En trente ans, la sensibilisation à l’environnement et à l’écologie a gagné du terrain, surtout depuis la loi sur l’air en 1996. Des mesures d’envergure ont été prises : le plan Santé et Environnement mettra en place, jusqu’en 2008, quarante-cinq actions visant à garantir la qualité de l’eau et de l’air, notamment par l’adoption, prochainement, d’une loi sur les milieux aquatiques. Malgré ces mesures, la pollution est encore la cause de pathologies lourdes. «On estime le nombre de décès dûs à la pollution à 30000 par an. Un million de travailleurs seraient exposés à des substances cancérigènes», annonce Nelly Olin, ministre de l’Ecologie et du Développement durable. Si la corrélation entre certaines maladies et les facteurs environnementaux est encore hypothétique, «on a une masse d’informations scientifiques qui ne laissent plus de doute». A long terme, le cancer du poumon, les risques cardio-vasculaires, l’asthme et une sérieuse atteinte à l’espérance de vie. A court terme, la mortalité respiratoire ou cardio-vasculaire s’ajoute aux épisodes asthmatiques et à la fréquentation des services d’urgences. Publiée récemment, une étude allemande de Gehring et consorts enfonce le clou : «Vivre à cinquante mètres d’une voie de trafic important, où passent plus de mille véhicules par jour, c’est, sur le long terme, s’exposer à 70% de risques de mortalité supplémentaires», indique le Pr Denis Zmirou-Navier (université Poincaré, Nancy). En France, la cartographie des zones à risques n’est pas difficile à tracer : les aires fortement urbanisées, particulièrement l’Ile-de-France, responsable de 51 % des émissions d’oxyde d’azote, avec un pic en agglomération parisienne. L’exposition régulière et prolongée aux polluants, le CO2 en tête, induit des mécanismes organiques imparables : «La muqueuse respiratoire s’enflamme, libérant, du même coup, des médiateurs. Le résultat ne se fait pas attendre: c’est la thrombose et une augmentation de la viscosité sanguine», poursuit D. Zmirou-Navier.

Enfants en danger.

L’incidence sur les enfants est la pire. Le petit calibre de leurs bronches induit une répercussion plus néfaste des processus respiratoires. «Leur épithélium est immature de la naissance à l’âge de 4ans, souligne Lydia Nikasinovic (université René-Descartes, Paris). Soumis à des irritants, il s’amincit, augmentant sa perméabilité aux polluants.» Quant à leur système immunitaire, sa maturation ne se fait pas dans un sens favorable et s’oriente vers un profil d’enfant allergique.
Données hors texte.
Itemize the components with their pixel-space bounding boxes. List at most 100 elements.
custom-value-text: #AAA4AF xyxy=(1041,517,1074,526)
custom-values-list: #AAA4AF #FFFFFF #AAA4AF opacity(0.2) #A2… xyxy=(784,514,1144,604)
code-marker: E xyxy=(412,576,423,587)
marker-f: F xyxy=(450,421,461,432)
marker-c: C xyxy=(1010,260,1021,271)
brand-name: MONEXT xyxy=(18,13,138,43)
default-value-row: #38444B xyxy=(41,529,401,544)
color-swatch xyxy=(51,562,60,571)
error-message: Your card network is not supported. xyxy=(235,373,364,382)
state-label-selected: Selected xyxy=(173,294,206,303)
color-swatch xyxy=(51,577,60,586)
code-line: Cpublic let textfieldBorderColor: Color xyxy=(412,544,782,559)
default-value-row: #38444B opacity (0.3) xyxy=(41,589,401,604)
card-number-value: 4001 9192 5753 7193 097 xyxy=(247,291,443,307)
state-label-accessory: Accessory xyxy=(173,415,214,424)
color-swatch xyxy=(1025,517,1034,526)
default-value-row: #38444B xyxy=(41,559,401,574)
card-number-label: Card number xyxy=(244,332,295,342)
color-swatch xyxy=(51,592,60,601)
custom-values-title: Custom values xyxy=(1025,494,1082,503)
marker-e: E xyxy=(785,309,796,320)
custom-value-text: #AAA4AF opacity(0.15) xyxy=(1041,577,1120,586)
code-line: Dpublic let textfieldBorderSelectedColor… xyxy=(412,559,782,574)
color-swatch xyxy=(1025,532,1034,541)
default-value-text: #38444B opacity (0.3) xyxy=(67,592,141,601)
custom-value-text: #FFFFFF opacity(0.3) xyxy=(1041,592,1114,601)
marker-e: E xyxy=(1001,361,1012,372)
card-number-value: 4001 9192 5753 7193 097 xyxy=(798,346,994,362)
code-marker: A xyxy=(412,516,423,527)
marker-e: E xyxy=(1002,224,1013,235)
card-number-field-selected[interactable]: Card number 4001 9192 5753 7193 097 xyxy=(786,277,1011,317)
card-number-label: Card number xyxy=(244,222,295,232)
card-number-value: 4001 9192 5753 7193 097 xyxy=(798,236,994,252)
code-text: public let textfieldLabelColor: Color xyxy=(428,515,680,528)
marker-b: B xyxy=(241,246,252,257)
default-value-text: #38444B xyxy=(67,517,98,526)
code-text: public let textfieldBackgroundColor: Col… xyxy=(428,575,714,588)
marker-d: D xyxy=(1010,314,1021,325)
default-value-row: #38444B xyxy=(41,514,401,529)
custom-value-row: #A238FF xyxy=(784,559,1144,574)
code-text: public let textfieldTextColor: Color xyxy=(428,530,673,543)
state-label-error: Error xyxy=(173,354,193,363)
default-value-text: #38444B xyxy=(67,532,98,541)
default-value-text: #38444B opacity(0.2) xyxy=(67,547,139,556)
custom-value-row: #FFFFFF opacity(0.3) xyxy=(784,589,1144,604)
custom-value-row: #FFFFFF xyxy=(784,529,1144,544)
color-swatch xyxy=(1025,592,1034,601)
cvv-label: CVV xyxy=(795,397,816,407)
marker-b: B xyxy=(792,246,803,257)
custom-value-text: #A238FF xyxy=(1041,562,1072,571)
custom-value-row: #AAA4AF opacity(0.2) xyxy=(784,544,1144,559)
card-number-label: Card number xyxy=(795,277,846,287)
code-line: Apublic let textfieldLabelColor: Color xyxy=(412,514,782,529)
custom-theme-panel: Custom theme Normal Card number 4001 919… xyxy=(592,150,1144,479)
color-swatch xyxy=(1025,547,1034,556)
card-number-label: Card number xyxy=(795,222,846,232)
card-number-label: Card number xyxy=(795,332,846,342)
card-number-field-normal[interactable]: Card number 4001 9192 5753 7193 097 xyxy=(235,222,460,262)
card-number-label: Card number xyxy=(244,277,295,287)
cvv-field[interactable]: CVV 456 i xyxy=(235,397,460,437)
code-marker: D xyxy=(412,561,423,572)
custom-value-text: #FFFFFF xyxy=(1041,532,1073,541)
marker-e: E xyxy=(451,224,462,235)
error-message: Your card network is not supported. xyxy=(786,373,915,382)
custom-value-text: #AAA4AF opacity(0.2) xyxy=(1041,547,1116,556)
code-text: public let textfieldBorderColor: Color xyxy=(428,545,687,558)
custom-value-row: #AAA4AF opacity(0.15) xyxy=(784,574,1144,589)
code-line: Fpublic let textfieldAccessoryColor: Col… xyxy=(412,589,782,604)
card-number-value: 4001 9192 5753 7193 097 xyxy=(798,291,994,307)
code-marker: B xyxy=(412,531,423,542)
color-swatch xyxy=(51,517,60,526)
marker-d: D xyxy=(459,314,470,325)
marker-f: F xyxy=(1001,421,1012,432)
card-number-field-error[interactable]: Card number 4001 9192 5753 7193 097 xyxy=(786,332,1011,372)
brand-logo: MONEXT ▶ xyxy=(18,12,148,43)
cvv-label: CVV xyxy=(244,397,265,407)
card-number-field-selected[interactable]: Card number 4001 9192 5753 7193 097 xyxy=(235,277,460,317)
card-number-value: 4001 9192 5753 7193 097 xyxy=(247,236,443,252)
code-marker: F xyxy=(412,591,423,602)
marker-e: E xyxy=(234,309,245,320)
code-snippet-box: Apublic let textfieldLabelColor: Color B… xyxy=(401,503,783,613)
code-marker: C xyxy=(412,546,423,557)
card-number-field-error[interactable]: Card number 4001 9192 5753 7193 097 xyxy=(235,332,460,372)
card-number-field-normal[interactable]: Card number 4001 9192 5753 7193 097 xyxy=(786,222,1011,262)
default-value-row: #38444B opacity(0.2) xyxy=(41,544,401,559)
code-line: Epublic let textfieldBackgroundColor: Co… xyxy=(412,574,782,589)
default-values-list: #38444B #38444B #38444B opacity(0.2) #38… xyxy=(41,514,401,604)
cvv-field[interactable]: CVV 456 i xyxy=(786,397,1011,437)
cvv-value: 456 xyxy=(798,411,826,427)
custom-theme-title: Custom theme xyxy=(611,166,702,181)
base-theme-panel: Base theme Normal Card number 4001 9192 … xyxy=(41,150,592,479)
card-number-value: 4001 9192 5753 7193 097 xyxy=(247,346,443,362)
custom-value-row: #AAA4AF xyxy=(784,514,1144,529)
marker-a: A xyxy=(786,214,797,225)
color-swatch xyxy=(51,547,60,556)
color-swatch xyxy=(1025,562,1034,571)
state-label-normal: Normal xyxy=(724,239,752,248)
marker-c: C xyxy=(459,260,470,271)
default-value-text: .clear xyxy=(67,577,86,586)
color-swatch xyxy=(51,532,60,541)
On a beau montrer du doigt les grandes voies de trafic et les automobilistes – en 2000, la réglementation sur la baisse de la teneur en benzène avait eu des effets immédiats sur le seuil de pollution –, le vrai problème est davantage du côté des normes antipollution, trop lâches. Les valeurs plafond des particules très fines (PM 2,5, moins de 2,5 micromètres de diamètre) sont de 15 µg/m3 – «Mais y a-t-il un seul endroit en France qui dépasse cette limite?», lance, goguenard, D. Zmirou-Navier – contre les 10 recommandés par l’OMS. Le temps est venu d’une plus grande fermeté législative et pénale.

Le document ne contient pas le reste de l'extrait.